A viral post on r/ClaudeAI got a lot of attention this month. The framing, near as I can tell from secondhand summaries, was simple: a nursing student reportedly used Claude Haiku to build a 660,000-page document database covering medical and pharmacology references. The community reaction split fast into two camps. The cheerleaders said look what one developer can build with AI now. The pile-on said take it down NOW, this is dangerous. Both reactions are partially right. Both miss the actual lesson.
I haven’t read the thread directly. Reddit was firewalled when our research pass tried to fetch it, and I haven’t audited the project’s medical content myself. But the discourse around it has been everywhere this week, and the shape of the criticism is consistent enough across summaries to talk about. What I keep coming back to, watching it play out, is something almost nobody is naming: AI tools democratized the BUILD step.
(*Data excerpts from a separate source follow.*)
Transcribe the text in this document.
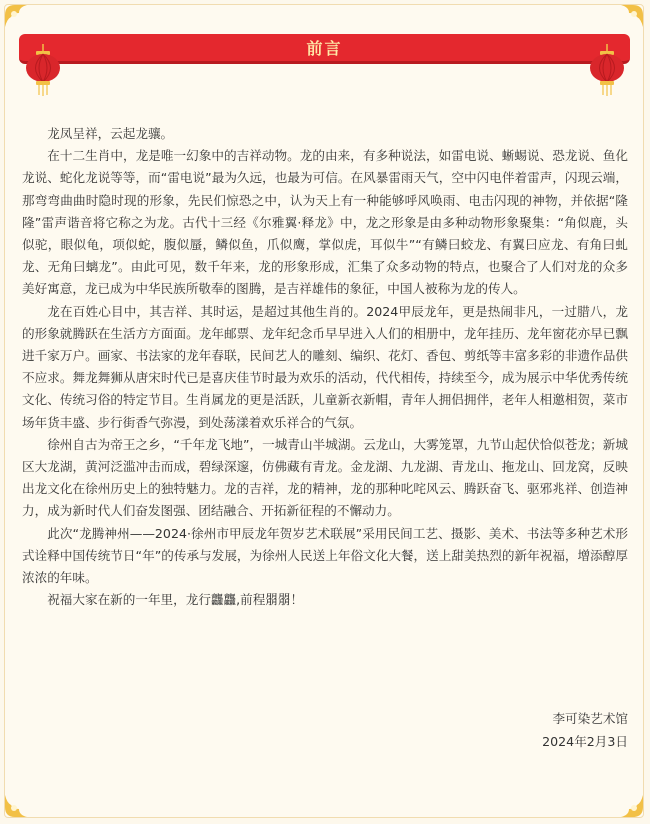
前言

龙凤呈祥，云起龙骧。

在十二生肖中，龙是唯一幻象中的吉祥动物。龙的由来，有多种说法，如雷电说、蜥蜴说、恐龙说、鱼化龙说、蛇化龙说等等，而“雷电说”最为久远，也最为可信。在风暴雷雨天气，空中闪电伴着雷声，闪现云端，那弯弯曲曲时隐时现的形象，先民们惊恐之中，认为天上有一种能够呼风唤雨、电击闪现的神物，并依据“隆隆”雷声谐音将它称之为龙。古代十三经《尔雅翼·释龙》中，龙之形象是由多种动物形象聚集：“角似鹿，头似驼，眼似龟，项似蛇，腹似蜃，鳞似鱼，爪似鹰，掌似虎，耳似牛”“有鳞曰蛟龙、有翼曰应龙、有角曰虬龙、无角曰螭龙”。由此可见，数千年来，龙的形象形成，汇集了众多动物的特点，也聚合了人们对龙的众多美好寓意，龙已成为中华民族所敬奉的图腾，是吉祥雄伟的象征，中国人被称为龙的传人。

龙在百姓心目中，其吉祥、其时运，是超过其他生肖的。2024甲辰龙年，更是热闹非凡，一过腊八，龙的形象就腾跃在生活方方面面。龙年邮票、龙年纪念币早早进入人们的相册中，龙年挂历、龙年窗花亦早已飘进千家万户。画家、书法家的龙年春联，民间艺人的雕刻、编织、花灯、香包、剪纸等丰富多彩的非遗作品供不应求。舞龙舞狮从唐宋时代已是喜庆佳节时最为欢乐的活动，代代相传，持续至今，成为展示中华优秀传统文化、传统习俗的特定节目。生肖属龙的更是活跃，儿童新衣新帽，青年人拥侣拥伴，老年人相邀相贺，菜市场年货丰盛、步行街香气弥漫，到处荡漾着欢乐祥合的气氛。

徐州自古为帝王之乡，“千年龙飞地”，一城青山半城湖。云龙山，大雾笼罩，九节山起伏恰似苍龙；新城区大龙湖，黄河泛滥冲击而成，碧绿深邃，仿佛藏有青龙。金龙湖、九龙湖、青龙山、拖龙山、回龙窝，反映出龙文化在徐州历史上的独特魅力。龙的吉祥，龙的精神，龙的那种叱咤风云、腾跃奋飞、驱邪兆祥、创造神力，成为新时代人们奋发图强、团结融合、开拓新征程的不懈动力。

此次“龙腾神州——2024·徐州市甲辰龙年贺岁艺术联展”采用民间工艺、摄影、美术、书法等多种艺术形式诠释中国传统节日“年”的传承与发展，为徐州人民送上年俗文化大餐，送上甜美热烈的新年祝福，增添醇厚浓浓的年味。

祝福大家在新的一年里，龙行龘龘,前程朤朤！

李可染艺术馆
2024年2月3日
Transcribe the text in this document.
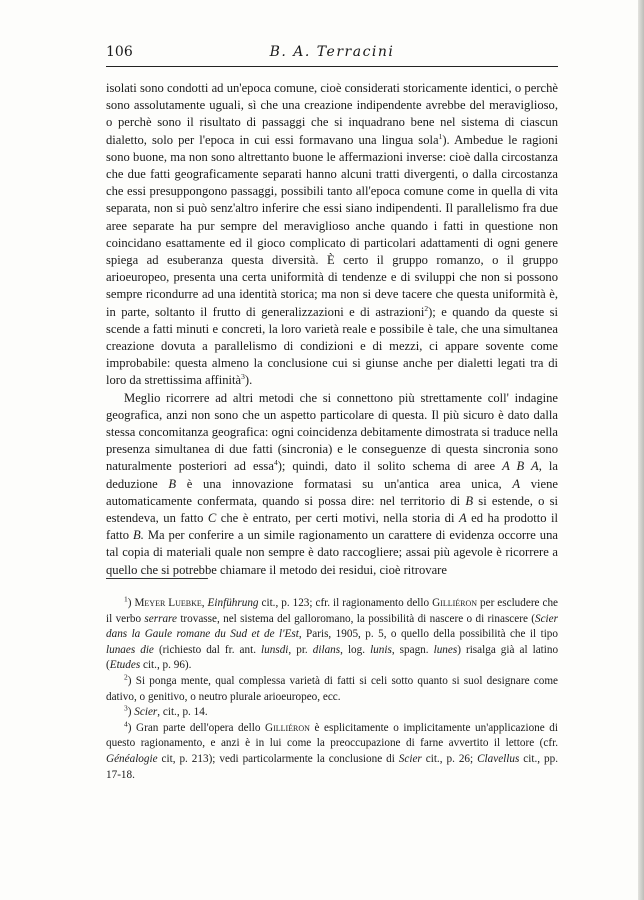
106	B. A. Terracini

isolati sono condotti ad un'epoca comune, cioè considerati storicamente identici, o perchè sono assolutamente uguali, sì che una creazione indipendente avrebbe del meraviglioso, o perchè sono il risultato di passaggi che si inquadrano bene nel sistema di ciascun dialetto, solo per l'epoca in cui essi formavano una lingua sola$^1$). Ambedue le ragioni sono buone, ma non sono altrettanto buone le affermazioni inverse: cioè dalla circostanza che due fatti geograficamente separati hanno alcuni tratti divergenti, o dalla circostanza che essi presuppongono passaggi, possibili tanto all'epoca comune come in quella di vita separata, non si può senz'altro inferire che essi siano indipendenti. Il parallelismo fra due aree separate ha pur sempre del meraviglioso anche quando i fatti in questione non coincidano esattamente ed il gioco complicato di particolari adattamenti di ogni genere spiega ad esuberanza questa diversità. È certo il gruppo romanzo, o il gruppo arioeuropeo, presenta una certa uniformità di tendenze e di sviluppi che non si possono sempre ricondurre ad una identità storica; ma non si deve tacere che questa uniformità è, in parte, soltanto il frutto di generalizzazioni e di astrazioni$^2$); e quando da queste si scende a fatti minuti e concreti, la loro varietà reale e possibile è tale, che una simultanea creazione dovuta a parallelismo di condizioni e di mezzi, ci appare sovente come improbabile: questa almeno la conclusione cui si giunse anche per dialetti legati tra di loro da strettissima affinità$^3$).

Meglio ricorrere ad altri metodi che si connettono più strettamente coll' indagine geografica, anzi non sono che un aspetto particolare di questa. Il più sicuro è dato dalla stessa concomitanza geografica: ogni coincidenza debitamente dimostrata si traduce nella presenza simultanea di due fatti (sincronia) e le conseguenze di questa sincronia sono naturalmente posteriori ad essa$^4$); quindi, dato il solito schema di aree A B A, la deduzione B è una innovazione formatasi su un'antica area unica, A viene automaticamente confermata, quando si possa dire: nel territorio di B si estende, o si estendeva, un fatto C che è entrato, per certi motivi, nella storia di A ed ha prodotto il fatto B. Ma per conferire a un simile ragionamento un carattere di evidenza occorre una tal copia di materiali quale non sempre è dato raccogliere; assai più agevole è ricorrere a quello che si potrebbe chiamare il metodo dei residui, cioè ritrovare

$^1$) Meyer Luebke, Einführung cit., p. 123; cfr. il ragionamento dello Gilliéron per escludere che il verbo serrare trovasse, nel sistema del galloromano, la possibilità di nascere o di rinascere (Scier dans la Gaule romane du Sud et de l'Est, Paris, 1905, p. 5, o quello della possibilità che il tipo lunaes die (richiesto dal fr. ant. lunsdi, pr. dilans, log. lunis, spagn. lunes) risalga già al latino (Etudes cit., p. 96).

$^2$) Si ponga mente, qual complessa varietà di fatti si celi sotto quanto si suol designare come dativo, o genitivo, o neutro plurale arioeuropeo, ecc.

$^3$) Scier, cit., p. 14.

$^4$) Gran parte dell'opera dello Gilliéron è esplicitamente o implicitamente un'applicazione di questo ragionamento, e anzi è in lui come la preoccupazione di farne avvertito il lettore (cfr. Généalogie cit, p. 213); vedi particolarmente la conclusione di Scier cit., p. 26; Clavellus cit., pp. 17-18.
They did not change the bar for SHIPPING something other people will rely on. Those are two different responsibilities, and the gap between them is what trips up almost every “I made X with AI” project.
I run Trigli, my AI customer support product, so I’m not coming at this from the cheap seats. I use the Claude API daily. I’ve felt the difference between this works on my machine and this is safe to put in front of a paying customer. That difference is the whole post.
Give the Build Genuine Credit First
Before any of the criticism is fair, the build deserves real respect.
A claude haiku side project at the scale being described, 660,000 pages indexed, working RAG retrieval, single developer, on the cheapest tier of a frontier-quality API, is a real engineering accomplishment. Pretending otherwise to score discourse points is dishonest. Two years ago, that build would have required a small team, a vector-database vendor contract, and a budget conversation. The fact that one person can stand it up on the side now is not nothing. It’s the news.
This is also, to be specific, the kind of thing that gets dismissed as “vibe coding” by people who have never shipped anything. Vibe coding gets you to a working prototype faster than careful engineering does. That’s a real advantage. The criticism worth having is not you shouldn’t have built it. It’s you should have known the difference between this prototype and a tool people rely on. Those are very different conversations.
So credit first. The build is real. The achievement is real. Anything that follows is a discussion of where the bar moves when other people enter the picture.
What the Critics Got Right (Only What They Got Right)
The community surfaced four genuine issues, and they’re worth separating from the mob energy around them. These are the parts of the criticism that hold up.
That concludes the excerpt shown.